Kaderin Sessiz Limanında Teslimiyetin Adı

“Olacağı vardı, oldu” sözü, halk arasında kaçınılmaz bir gerçekleşmeye işaret eder. Bu kısa ama derin ifade, kaderin kabulüyle birlikte tevekkülün anlamını da içinde barındırır. İslam’ın kader anlayışıyla da örtüşen bu söz, aslında pasif bir kabulleniş değil; sorumlulukla harmanlanmış bir teslimiyeti temsil eder.

İslam inancına göre Allah, ezelden ebede her şeyi bir ölçüye göre takdir etmiştir. Kur’an-ı Kerim’de, “Hiçbir musibet başa gelmez ki Allah’ın izniyle olmasın…” (Teğabun, 64/11) buyrularak bu hakikat vurgulanır. Bu ayet, “Olacağı vardı, oldu” sözünün manevi temelini oluşturur. Ancak İslam, kaderi hiçbir zaman tembelliğe veya edilgenliğe gerekçe olarak görmez. Nitekim Peygamber Efendimiz (s.a.v.), “Deveni bağla, sonra tevekkül et” hadisiyle tedbir ve tevekkül arasında olması gereken dengeyi öğretmiştir. Yani insan, üzerine düşeni yaptıktan sonra sonucu Allah’a havale etmelidir.
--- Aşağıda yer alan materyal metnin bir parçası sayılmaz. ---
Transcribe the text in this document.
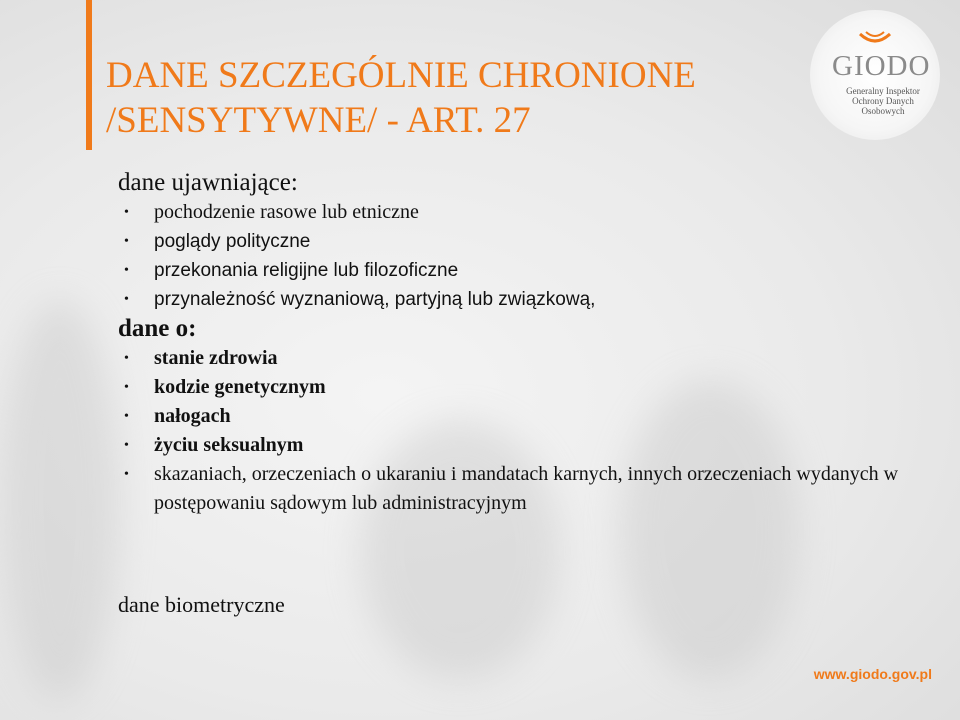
DANE SZCZEGÓLNIE CHRONIONE
/SENSYTYWNE/ - ART. 27
GIODO
Generalny Inspektor Ochrony Danych Osobowych

dane ujawniające:

• pochodzenie rasowe lub etniczne
• poglądy polityczne
• przekonania religijne lub filozoficzne
• przynależność wyznaniową, partyjną lub związkową,

dane o:

• stanie zdrowia
• kodzie genetycznym
• nałogach
• życiu seksualnym
• skazaniach, orzeczeniach o ukaraniu i mandatach karnych, innych orzeczeniach wydanych w postępowaniu sądowym lub administracyjnym
dane biometryczne
www.giodo.gov.pl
Ancak bu söz, yanlış anlaşıldığında tembelliğin bahanesine dönüşebilir. “Nasıl olsa kaderimde ne varsa o olur” deyip çaba göstermemek, İslam’ın ruhuna aykırıdır. Fakat gayret göstermesine rağmen umduğu neticeye ulaşamayan birinin, “Olacağı vardı, oldu” diyerek kadere rıza göstermesi, sabrın ve hikmete duyulan güvenin bir göstergesidir.

Hayat çoğu zaman bizim planlarımızdan çok, karşımıza çıkan sürprizlerle şekillenir. Ne kadar hesap yaparsak yapalım, bazen tek bir rüzgâr tüm ihtimalleri darmadağın eder. İşte o an, dilimizden dökülen “Olacağı vardı, oldu” sözü, yalnızca bir teselli değil; ilahi takdire duyulan bir saygı duruşudur.

Bu cümle, kişinin yüreğini ortaya koymasına rağmen sonucu değiştiremediği anlarda anlam kazanır. Alın teri henüz kurumadan, emeği toprağa düşmüşken bir kapı kapanırsa… Geriye sadece bu söze sığınmak değil; içsel bir secdeyle teslimiyeti seçmek kalır. Bu kabulleniş, “Ben elimden geleni yaptım” diyebilmenin vicdani huzuruyla başlar.

İslam, her şeyden önce insanı sorumluluk bilinciyle donatır. Resûlullah (s.a.v.), Bedir’de ordusunu kurarken, Hendek’te siper kazarken, Hudeybiye’de diplomasi yürütürken asla “kader”e sığınıp pasif kalmamıştır. O, her adımda mücadele etmiş, tedbirini almış ve sonucu Rabbine havale etmiştir. Bu yüzden “Olacağı vardı, oldu” diyebilmek için önce alın teri dökmek, sonra gözleri göğe çevirip kalbi teslimiyete bırakmak gerekir.

Dualar bazen gecikir, yollar uzayabilir, emekler görünürde karşılıksız kalabilir. Ama Allah katında hiçbir çaba boşa gitmez. Yaşanan her şey, ya bir hikmetin ya da henüz zamanı gelmemiş bir hayrın tohumudur. Sabırla yürüyenler, o tohumun vakti geldiğinde filizlendiğini görecektir.

Son Söz

“Olacağı vardı, oldu” sözü, eğer kadere teslimiyet, Allah’ın takdirine razı olma anlamında kullanılırsa, İslamî bir temele dayanır. Ancak bu söz, sorumluluktan kaçmak veya tedbirsizliğe kılıf bulmak için kullanılırsa, İslam’ın kader anlayışıyla çelişir. Çünkü İslam’ın kaderi; çaba, sabır ve teslimiyetle dengelenmiş bir imtihan alanıdır.